I have used the GNU Compiler Collection for more than a decade, though I have only been using GCC’s built-in intrinsics and attributes since 2010.
I have used various debuggers periodically since 2011 in various ways; manually by running the code in debugging mode, using an IDE, and by attaching the debugger to a running process. I’ve also taught colleagues how to use debuggers, since many scientific software developers have very little or no exposure to debuggers.
On Linux, perf is a very powerful tool (or set of related tools) for doing detailed performance analysis. It’s helpful both when optimizing software and when configuring and testing systems, as a system administrator or systems engineer.
I have used Git for version control since 2011. Before that, I used Subversion a bit and I tried Mercurial; I prefer Git and I am delighted that it has essentially become the standard version control system. Of course, it’s not designed to handle large binary files, but Git LFS is a pretty good solution for that use-case.
I’ve been using profilers since I started working to optimize GSnap
in 2011 with gprof
. I use profilers in Python quite often as well.
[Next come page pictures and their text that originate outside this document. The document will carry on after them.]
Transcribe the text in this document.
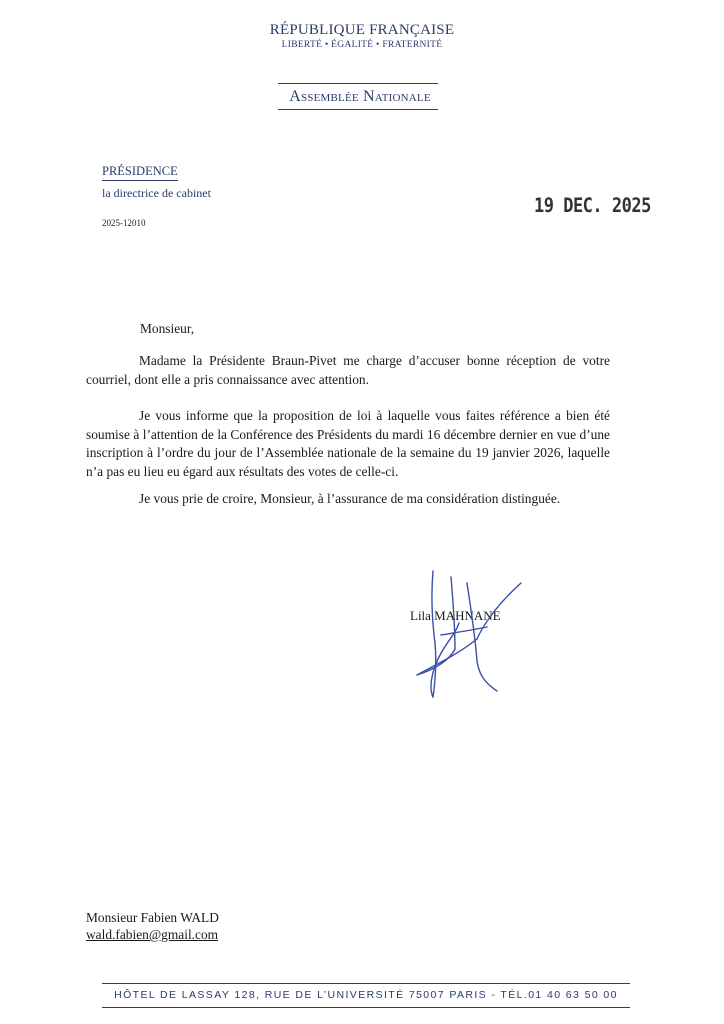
RÉPUBLIQUE FRANÇAISE
LIBERTÉ • ÉGALITÉ • FRATERNITÉ
Assemblée Nationale
PRÉSIDENCE
la directrice de cabinet
2025-12010
19 DEC. 2025

Monsieur,

Madame la Présidente Braun-Pivet me charge d’accuser bonne réception de votre courriel, dont elle a pris connaissance avec attention.

Je vous informe que la proposition de loi à laquelle vous faites référence a bien été soumise à l’attention de la Conférence des Présidents du mardi 16 décembre dernier en vue d’une inscription à l’ordre du jour de l’Assemblée nationale de la semaine du 19 janvier 2026, laquelle n’a pas eu lieu eu égard aux résultats des votes de celle-ci.

Je vous prie de croire, Monsieur, à l’assurance de ma considération distinguée.

Lila MAHNANE
Monsieur Fabien WALD
wald.fabien@gmail.com
HÔTEL DE LASSAY 128, RUE DE L’UNIVERSITÉ 75007 PARIS - TÉL.01 40 63 50 00
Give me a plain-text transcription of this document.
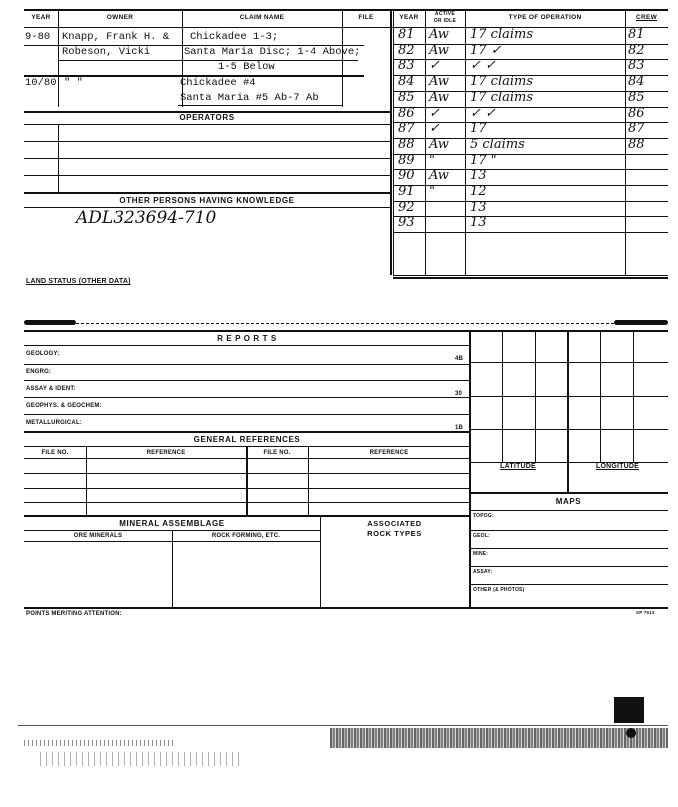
YEAR	OWNER	CLAIM NAME	FILE	YEAR	ACTIVE
OR IDLE	TYPE OF OPERATION	CREW
9-80 Knapp, Frank H. & Chickadee 1-3;
Robeson, Vicki	Santa Maria Disc; 1-4 Above;
1-5 Below
10/80 " "	Chickadee #4
Santa Maria #5 Ab-7 Ab
OPERATORS
OTHER PERSONS HAVING KNOWLEDGE
ADL323694-710
81 Aw 17 claims	81
82 Aw 17 ✓	82
83 ✓ ✓ ✓	83
84 Aw 17 claims	84
85 Aw 17 claims	85
86 ✓ ✓ ✓	86
87 ✓ 17	87
88 Aw 5 claims	88
89 "	17 "
90 Aw 13
91 "	12
92	13
93	13
LAND STATUS (OTHER DATA)
R E P O R T S
GEOLOGY:
4B
ENGRG:
ASSAY & IDENT:
30
GEOPHYS. & GEOCHEM:
METALLURGICAL:
1B
GENERAL REFERENCES
FILE NO.	REFERENCE	FILE NO.	REFERENCE
MINERAL ASSEMBLAGE
ORE MINERALS	ROCK FORMING, ETC.
ASSOCIATED
ROCK TYPES
LATITUDE	LONGITUDE
MAPS
TOPOG:
GEOL:
MINE:
ASSAY:
OTHER (& PHOTOS)
POINTS MERITING ATTENTION:	SP 7513
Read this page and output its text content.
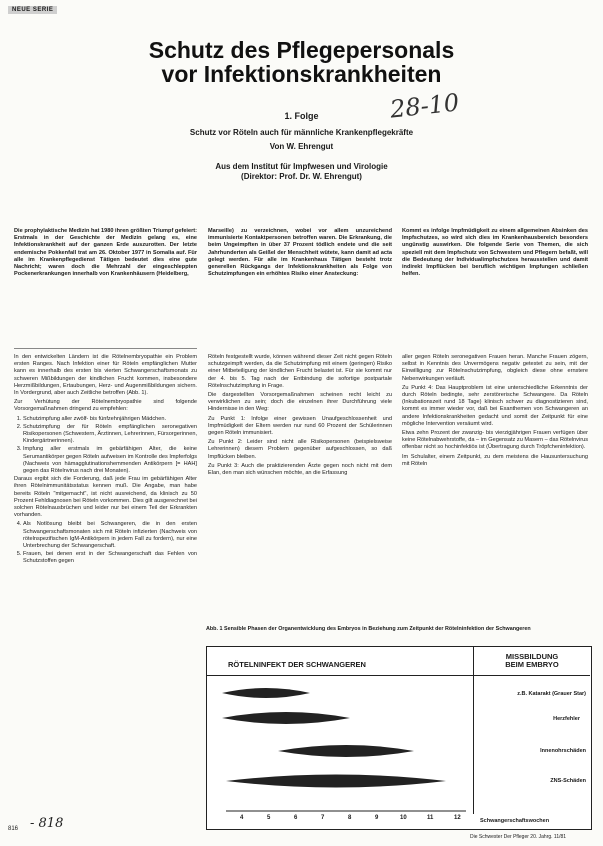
NEUE SERIE
Schutz des Pflegepersonals
vor Infektionskrankheiten
28-10
1. Folge
Schutz vor Röteln auch für männliche Krankenpflegekräfte
Von W. Ehrengut
Aus dem Institut für Impfwesen und Virologie
(Direktor: Prof. Dr. W. Ehrengut)
Die prophylaktische Medizin hat 1980 ihren größten Triumpf gefeiert: Erstmals in der Geschichte der Medizin gelang es, eine Infektionskrankheit auf der ganzen Erde auszurotten. Der letzte endemische Pokkenfall trat am 26. Oktober 1977 in Somalia auf. Für alle im Krankenpflegedienst Tätigen bedeutet dies eine gute Nachricht; waren doch die Mehrzahl der eingeschleppten Pockenerkrankungen innerhalb von Krankenhäusern (Heidelberg,
Marseille) zu verzeichnen, wobei vor allem unzureichend immunisierte Kontaktpersonen betroffen waren. Die Erkrankung, die beim Ungeimpften in über 37 Prozent tödlich endete und die seit Jahrhunderten als Geißel der Menschheit wütete, kann damit ad acta gelegt werden. Für alle im Krankenhaus Tätigen besteht trotz generellen Rückgangs der Infektionskrankheiten als Folge von Schutzimpfungen ein erhöhtes Risiko einer Ansteckung:
Kommt es infolge Impfmüdigkeit zu einem allgemeinen Absinken des Impfschutzes, so wird sich dies im Krankenhausbereich besonders ungünstig auswirken. Die folgende Serie von Themen, die sich speziell mit dem Impfschutz von Schwestern und Pflegern befaßt, will die Bedeutung der Individualimpfschutzes herausstellen und damit indirekt Impflücken bei beruflich wichtigen Impfungen schließen helfen.

In den entwickelten Ländern ist die Rötelnembryopathie ein Problem ersten Ranges. Nach Infektion einer für Röteln empfänglichen Mutter kann es innerhalb des ersten bis vierten Schwangerschaftsmonats zu schweren Mißbildungen der kindlichen Frucht kommen, insbesondere Herzmißbildungen, Ertaubungen, Herz- und Augenmißbildungen sichern. In Vordergrund, aber auch Zeitliche betroffen (Abb. 1).

Zur Verhütung der Rötelnembryopathie sind folgende Vorsorgemaßnahmen dringend zu empfehlen:

1. Schutzimpfung aller zwölf- bis fünfzehnjährigen Mädchen.
2. Schutzimpfung der für Röteln empfänglichen seronegativen Risikopersonen (Schwestern, Ärztinnen, Lehrerinnen, Fürsorgerinnen, Kindergärtnerinnen).
3. Impfung aller erstmals im gebärfähigen Alter, die keine Serumantikörper gegen Röteln aufweisen im Kontrolle des Impferfolgs (Nachweis von hämagglutinationshemmenden Antikörpern [= HAH] gegen das Rötelnvirus nach drei Monaten).

Daraus ergibt sich die Forderung, daß jede Frau im gebärfähigen Alter ihren Rötelnimmunitätsstatus kennen muß. Die Angabe, man habe bereits Röteln "mitgemacht", ist nicht ausreichend, da klinisch zu 50 Prozent Fehldiagnosen bei Röteln vorkommen. Dies gilt ausgerechnet bei solchen Rötelnausbrüchen und leider nur bei einem Teil der Erkrankten vorhanden.

4. Als Notlösung bleibt bei Schwangeren, die in den ersten Schwangerschaftsmonaten sich mit Röteln infizierten (Nachweis von rötelnspezifischen IgM-Antikörpern in jedem Fall zu fordern), nur eine Unterbrechung der Schwangerschaft.
5. Frauen, bei denen erst in der Schwangerschaft das Fehlen von Schutzstoffen gegen

Röteln festgestellt wurde, können während dieser Zeit nicht gegen Röteln schutzgeimpft werden, da die Schutzimpfung mit einem (geringen) Risiko einer Mitbeteiligung der kindlichen Frucht belastet ist. Für sie kommt nur der 4. bis 5. Tag nach der Entbindung die sofortige postpartale Rötelnschutzimpfung in Frage.

Die dargestellten Vorsorgemaßnahmen scheinen recht leicht zu verwirklichen zu sein; doch die einzelnen ihrer Durchführung viele Hindernisse in den Weg:

Zu Punkt 1: Infolge einer gewissen Unaufgeschlossenheit und Impfmüdigkeit der Eltern werden nur rund 60 Prozent der Schülerinnen gegen Röteln immunisiert.

Zu Punkt 2: Leider sind nicht alle Risikopersonen (beispielsweise Lehrerinnen) diesem Problem gegenüber aufgeschlossen, so daß Impflücken bleiben.

Zu Punkt 3: Auch die praktizierenden Ärzte gegen noch nicht mit dem Elan, den man sich wünschen möchte, an die Erfassung

aller gegen Röteln seronegativen Frauen heran. Manche Frauen zögern, selbst in Kenntnis des Unvermögens negativ getestet zu sein, mit der Einwilligung zur Rötelnschutzimpfung, obgleich diese ohne ernstere Nebenwirkungen verläuft.

Zu Punkt 4: Das Hauptproblem ist eine unterschiedliche Erkenntnis der durch Röteln bedingte, sehr zerstörerische Schwangere. Da Röteln (Inkubationszeit rund 18 Tage) klinisch schwer zu diagnostizieren sind, kommt es immer wieder vor, daß bei Exanthemen von Schwangeren an andere Infektionskrankheiten gedacht und somit der Zeitpunkt für eine mögliche Intervention versäumt wird.

Etwa zehn Prozent der zwanzig- bis vierzigjährigen Frauen verfügen über keine Rötelnabwehrstoffe, da – im Gegensatz zu Masern – das Rötelnvirus offenbar nicht so hochinfektiös ist (Übertragung durch Tröpfcheninfektion).

Im Schulalter, einem Zeitpunkt, zu dem meistens die Hausuntersuchung mit Röteln

Abb. 1 Sensible Phasen der Organentwicklung des Embryos in Beziehung zum Zeitpunkt der Rötelninfektion der Schwangeren
RÖTELNINFEKT DER SCHWANGEREN
MISSBILDUNG
BEIM EMBRYO
z.B. Katarakt (Grauer Star)
Herzfehler
Innenohrschäden
ZNS-Schäden
4	5	6	7	8	9	10	11	12	Schwangerschaftswochen
816 - 818
Die Schwester Der Pfleger 20. Jahrg. 11/81
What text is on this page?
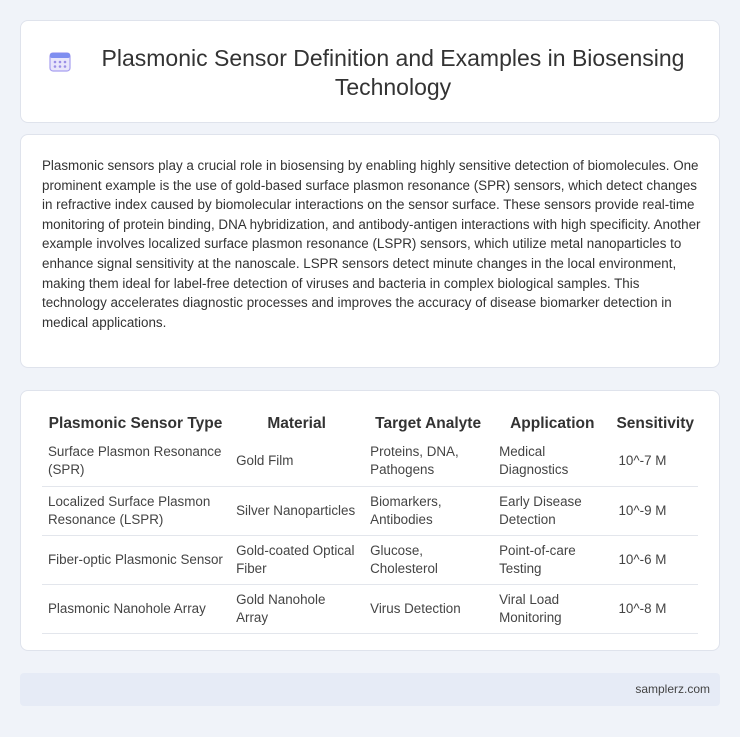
Plasmonic Sensor Definition and Examples in Biosensing Technology

Plasmonic sensors play a crucial role in biosensing by enabling highly sensitive detection of biomolecules. One prominent example is the use of gold-based surface plasmon resonance (SPR) sensors, which detect changes in refractive index caused by biomolecular interactions on the sensor surface. These sensors provide real-time monitoring of protein binding, DNA hybridization, and antibody-antigen interactions with high specificity. Another example involves localized surface plasmon resonance (LSPR) sensors, which utilize metal nanoparticles to enhance signal sensitivity at the nanoscale. LSPR sensors detect minute changes in the local environment, making them ideal for label-free detection of viruses and bacteria in complex biological samples. This technology accelerates diagnostic processes and improves the accuracy of disease biomarker detection in medical applications.

Plasmonic Sensor Type	Material	Target Analyte	Application	Sensitivity
Surface Plasmon Resonance (SPR)	Gold Film	Proteins, DNA, Pathogens	Medical Diagnostics	10^-7 M
Localized Surface Plasmon Resonance (LSPR)	Silver Nanoparticles	Biomarkers, Antibodies	Early Disease Detection	10^-9 M
Fiber-optic Plasmonic Sensor	Gold-coated Optical Fiber	Glucose, Cholesterol	Point-of-care Testing	10^-6 M
Plasmonic Nanohole Array	Gold Nanohole Array	Virus Detection	Viral Load Monitoring	10^-8 M
samplerz.com
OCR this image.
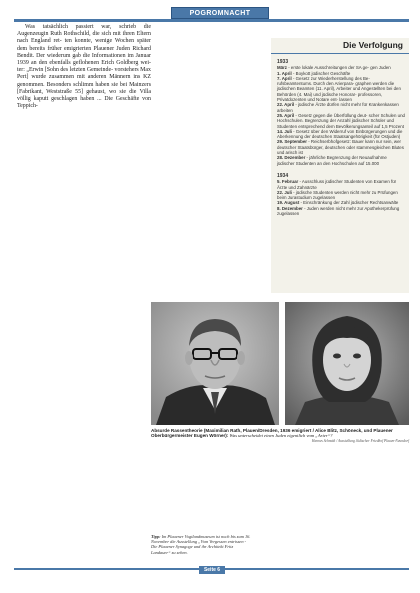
POGROMNACHT

Was tatsächlich passiert war, schrieb die Augenzeugin Ruth Rothschild, die sich mit ihren Eltern nach England ret- ten konnte, wenige Wochen später dem bereits früher emigrierten Plauener Juden Richard Bendit. Der wiederum gab die Informationen im Januar 1939 an den ebenfalls geflohenen Erich Goldberg wei- ter: „Erwin [Sohn des letzten Gemeinde- vorstehers Max Pert] wurde zusammen mit anderen Männern ins KZ genommen. Besonders schlimm haben sie bei Mainzers [Fabrikant, Weststraße 55] gehaust, wo sie die Villa völlig kaputt geschlagen haben ... Die Geschäfte von Teppich-

Die Verfolgung
1933

März - erste lokale Ausschreitungen der SA ge- gen Juden

1. April - Boykott jüdischer Geschäfte

7. April - Gesetz zur Wiederherstellung des Be- rufsbeamtentums. Durch den Arierpara- graphen werden die jüdischen Beamten (11. April), Arbeiter und Angestellten bei den Behörden (4. Mai) und jüdische Honorar- professoren, Privatdozenten und Notare ent- lassen

22. April - jüdische Ärzte dürfen nicht mehr für Krankenkassen arbeiten

25. April - Gesetz gegen die Überfüllung deut- scher Schulen und Hochschulen. Begrenzung der Anzahl jüdischer Schüler und Studenten entsprechend dem Bevölkerungsanteil auf 1,5 Prozent

14. Juli - Gesetz über den Widerruf von Einbürgerungen und die Aberkennung der deutschen Staatsangehörigkeit (für Ostjuden)

29. September - Reichserbhofgesetz: Bauer kann nur sein, wer deutscher Staatsbürger, deutschen oder stammesgleichen Blutes und arisch ist

28. Dezember - jährliche Begrenzung der Neuaufnahme jüdischer Studenten an den Hochschulen auf 15.000

1934

5. Februar - Ausschluss jüdischer Studenten von Examen für Ärzte und Zahnärzte

22. Juli - jüdische Studenten werden nicht mehr zu Prüfungen beim Jurastudium zugelassen

19. August - Einschränkung der Zahl jüdischer Rechtsanwälte

8. Dezember - Juden werden nicht mehr zur Apothekerprüfung zugelassen

Absurde Rassentheorie (Maximilian Rath, Plauen/Dresden, 1936 emigriert / Alice Blitz, Schöneck, und Plauener Oberbürgermeister Eugen Wörner): Was unterscheidet einen Juden eigentlich vom „Arier“?
Hannes Schmidt / Ausstellung Jüdischer Friedhof Plauen-Neundorf
Tipp: Im Plauener Vogtlandmuseum ist noch bis zum 16. November die Ausstellung „Vom Vergessen entrissen - Die Plauener Synagoge und ihr Architekt Fritz Landauer“ zu sehen.
Seite 6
The Valgrind suite contains debugging and profiling tools that go beyond the functionality of the standard GNU utilities. I have used the memory debugger, Memcheck, and cache profiler, Cachegrind. Valgrind is particularly useful for diagnosing segmentation faults and memory leaks in unfamiliar code (code written by other people).
I have used the LLVM-based clang and clang++ compilers since 2012. Clang++ is aware of most of the non-standard, built-in functions defined by GNU C++ compiler (g++), so code written specifically for g++ often works with clang++ without modification. Additionally, clang++ sometimes produces more efficient binaries than g++. I don’t have experience with using the LLVM backend directly (yet), but that’s certainly interesting.
I’ve used Doxygen for creating C++ source documentation in HTML format since 2011. I have also integrated Doxygen’s output with Qt Creator’s help system, which makes it easy for other developers to explore a project.
SonarQube is a continuous inspection tool that analyzes code quality with static code analysis and helps to enforce coding standards and encourage higher-quality code. It can also automatically run tests and report the test coverage. I have used SonarQube since 2017 when I began writing code for Euclid.
Singularity is a daemonless, rootless containerization solution originally aimed at the high-performance computing community. In 2021, it became a Linux Foundation project, named Apptainer. I have used Singularity for containerization since 2019 when I started working on the Joint Survey Processing project (we were planning to use the Open Science Grid for much of our processing; OSG uses Singularity for containerization). I also gave a tech presentation (tutorial) on Singularity at IPAC, explaining the ways in which Singularity is a better choice than Docker in many cases.
I first used Docker in 2014. The idea of containerization is great, but Docker is among my least favorite implementations. Given the choice, I use Singularity/Apptainer or Podman, rather than Docker for containerization, but I am familiar with Docker.
Systems
Linux system administration.
Familiarity with Linux system calls / system programming.
GNU/Linux has been my primary OS at home and at work since November of 2007 (primarily Ubuntu and RHEL). Over the years, I have built and managed many machines (physical and virtual). In 2014, I built a small Linux cluster for testing and developing Big Data tools. The cluster was eventually used by a few dozen people. Since 2023, I have led a small team of systems engineers, as the leader of NASA’s Euclid Science Data Center at IPAC, which consists of a Ceph storage cluster, a Slurm compute cluster, and a collection of VMs for services and individual users.